The bill generally requires intervenors' verified pleadings in such administrative, licensing, or other proceedings to be filed in accordance with any applicable statutory deadlines for filing evidence, testimony, or legal arguments. The bill also provides that a verified pleading may be filed on the earlier of the following:
1. within 15 days after an applicant's submission of a final modified application to the reviewing authority, or
2. before a reviewing authority issues a decision on an application.
Intervenors in a judicial review proceeding must file verified pleadings according to any applicable filing deadlines.

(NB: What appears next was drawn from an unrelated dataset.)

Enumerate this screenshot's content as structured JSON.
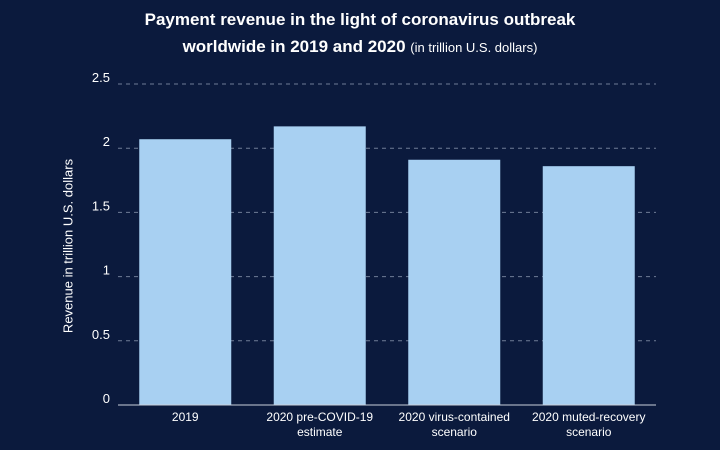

For the purposes of this statute, the bill defines:
1. “judicial review” as an appeal of decision resulting from an administrative, licensing, or other proceeding that is made by a party to the original proceeding or an aggrieved person; and
2. “reviewing authority” as the board, commission, or other decision-making authority in an administrative, licensing, or other proceeding, or the court in a judicial review proceeding.
Nizzardo v. State Traffic Commission
In 2002 the Connecticut Supreme Court held that verified pleadings made pursuant to CGS § 22a-19 “must contain specific factual allegations setting forth the environmental issue that the intervenor intends to raise” (Nizzardo v. State Traffic Commission, 259 Conn. 131, 164-165 (2002)). In addition, it found that intervenors may only raise environmental concerns that are within the jurisdiction of the authority conducting the proceeding. It held “the facts contained [in a verified pleading] should be sufficient to allow the agency to determine from the face of the petition whether the intervention implicates an issue within the agency's jurisdiction” (Id.).